Its first lesson is that real ecotechnic societies will be very different from our societies. They may not share our hopes and values. They may even consider them abhorrent or, even worse, irrelevant. They will be, of course, our children, and their societies will have been shaped by the decisions we make now; but those decisions, and the spirit in which they will have been made will have long forgotten. It is not only somewhat vain to try to impose our ideologies upon a distant future, it is futile.


When we make a choice about what we want to preserve and transmit – or not transmit – we must remember our descendants may have a very different agenda. We all know that a large part of Greco-Roman culture was lost during the Dark Ages, but what we often fail to realize was that this loss was in fact a choice. Faced with very limited resources, early medieval monks chose to preserve Justin Martyr's apologies rather than Claudius' Etruscan grammar. We may disagree with this choice – I certainly do – but we can rest assured that our descendants will make similar ones.

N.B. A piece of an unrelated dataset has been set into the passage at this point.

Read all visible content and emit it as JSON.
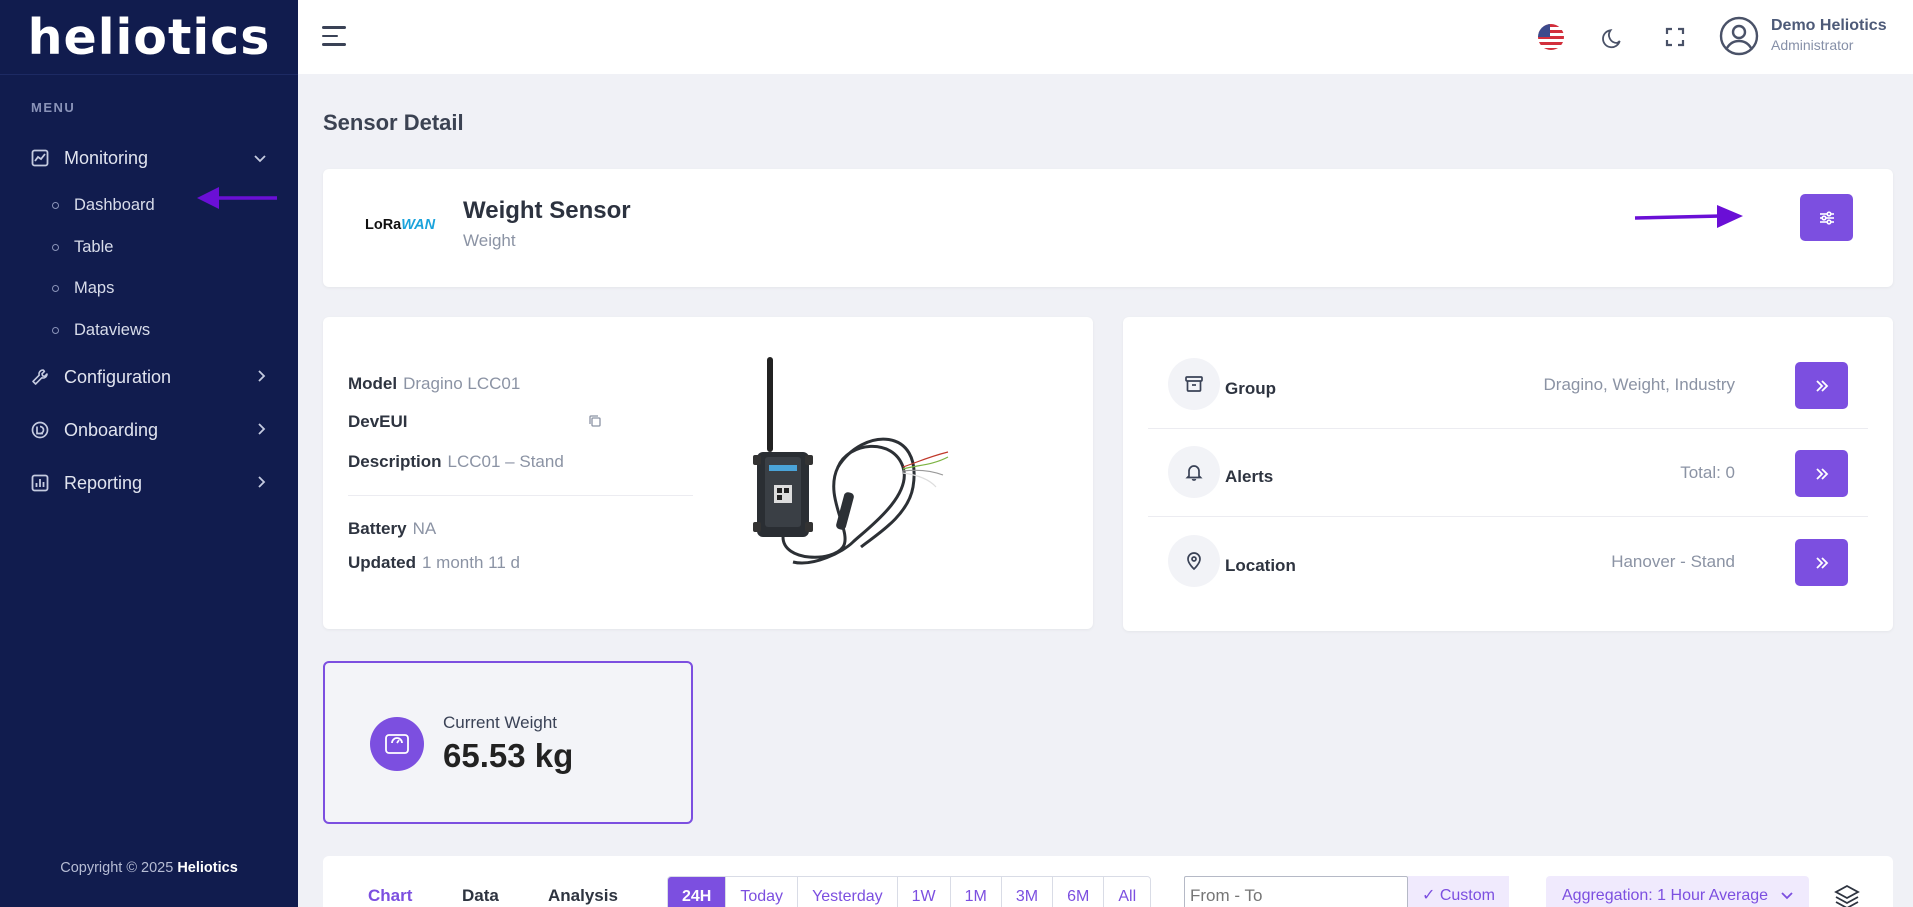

The second lesson is that future societies will be as fluid as ours. We often see traditional societies as immobile, set in their ways, and without a history. The truth is that they often claim to be so, because they draw their legitimacy from tradition. That is what led Saxon kings to engineer convoluted genealogies going up to Woden Himself, or Chinese historian to grant imperial legitimacy to the most unlikely claimants so that subsequent dynasties might have somebody from whom to be bequeathed the Mandate of Heaven.


Real societies do change and the same way Vonarburg's Harems became Hives, then Capteries, which, in turn will undergo a number of change over the course of the novel, so future societies will continuously evolve new languages, philosophies and religions. Even after the tragedy of collapse is played out and something of a stable way of life is achieved again, countries and people will continue to compete for scarce resource and civilizations will develop new ways of inventing themselves until mankind itself fades out and goes extinct. That means that there is no point in trying to bring out any kind of heaven on Earth, not only because such an endeavor generally results in a very convincing hell, but also because societies never stay put and even a successful utopia is bound to eventually evolve into something else.


There is no timeless Republic, no Kingdom of Heaven, and all our efforts to bring them about are pointless. What we must promote, preserve and transmit is not some kind of social organization but concepts and values: the equal dignity of all men, rule of law and government by consent. We must do so aware that their 21st century embodiments are every bit as transient as the Athenian democracy or the old Icelandic Althing. The Mother's Land is very far away from what we would consider a democracy and it definitely has its share of injustices, yet it is based upon the same principles as our modern liberal societies. Our job, now, as the night falls, is to make it, if not certain, at least likely that this will be as true of the real future ecotechnic societies.